There are over 20 different brushes, various different canvas sizes and options that include layers, layer masks, filters and effects. ArtStudio also includes step-by-step drawing lessons/tutorials plus the handy ability to export your artwork to Photoshop for further fiddling.
Auryn Ink is a dedicated watercolour painting app and it has a limited set of options when compared to many of the meatier apps here.
That said, it has most of the basics covered for watery art on the iPad. You can pick different tip shapes for the brushes and specify different bristle effects. You can also adjust the texture of the canvas and the amount of water on your brush.
The end result is a realistic watercolour with paint that fades as you paint with it, mimicking the effect of the paper soaking up the ink.
Legendary artist David Hockney has been spotted using the Brushes app creating art on the iPad. It’s an oldie, but a goodie, designed specifically for Apple’s tablet.
Using a basic toolbar at the bottom of the screen, you can bring up a colour wheel/picker, work with layers and switch between various brushes. Best of all, perhaps, Brushes is fast and responsive to the touch so it’s easy to work quickly.
A useful feature of Brushes is the ability to record each brush stroke, enabling you to play back exactly how you created each piece of art via the Brushes viewer.
Designed to be used with a stylus with a brush extension such as Nomad Brush Stylus, Zen Brush by PSofthouse enables you to make brush strokes on your iPad that mimic the feel of traditional Japanese calligraphy brushes.
It’s perfect for calligraphy then – but any artist who prefers brush painting should check it out too.

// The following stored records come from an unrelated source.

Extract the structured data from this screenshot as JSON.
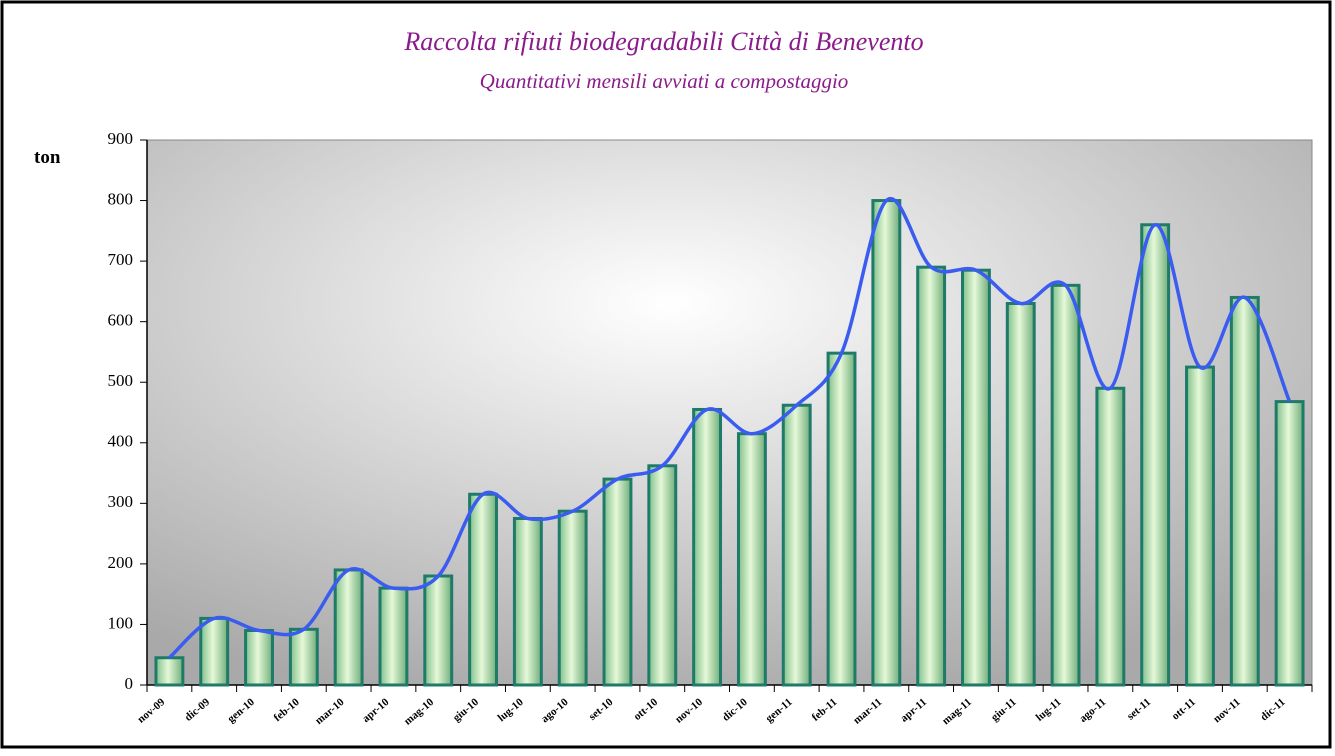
{
  "chart_data": {
    "type": "bar",
    "title": "Raccolta rifiuti biodegradabili Città di Benevento",
    "subtitle": "Quantitativi mensili avviati a compostaggio",
    "y_label": "ton",
    "categories": [
      "nov-09",
      "dic-09",
      "gen-10",
      "feb-10",
      "mar-10",
      "apr-10",
      "mag-10",
      "giu-10",
      "lug-10",
      "ago-10",
      "set-10",
      "ott-10",
      "nov-10",
      "dic-10",
      "gen-11",
      "feb-11",
      "mar-11",
      "apr-11",
      "mag-11",
      "giu-11",
      "lug-11",
      "ago-11",
      "set-11",
      "ott-11",
      "nov-11",
      "dic-11"
    ],
    "values": [
      45,
      110,
      90,
      92,
      190,
      160,
      180,
      315,
      275,
      287,
      340,
      362,
      455,
      415,
      462,
      548,
      800,
      690,
      685,
      630,
      660,
      490,
      760,
      525,
      640,
      468
    ],
    "color": "#a8dca8",
    "line_color": "#3a5cf0",
    "ylim": [
      0,
      900
    ],
    "yticks": [
      0,
      100,
      200,
      300,
      400,
      500,
      600,
      700,
      800,
      900
    ]
  }
}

Zen Brush is minimalistic when it comes to features, but what it does it does very well indeed.
At first glance, it’s difficult to see what Inspire Pro offers that its rivals don’t. But play around with it and you’ll soon discover that this is one of the more intuitive iPad art apps available.
Before you know it, adjusting the paint load and customising brushes (by rotating the bristle pattern) becomes second nature.
What we like most is the dynamic colour picker. Simply press and hold a colour you’ve already used and Inspire Pro will switch the current colour to the new selection. It’s UI design elements like this that make for a fluid and fast experience.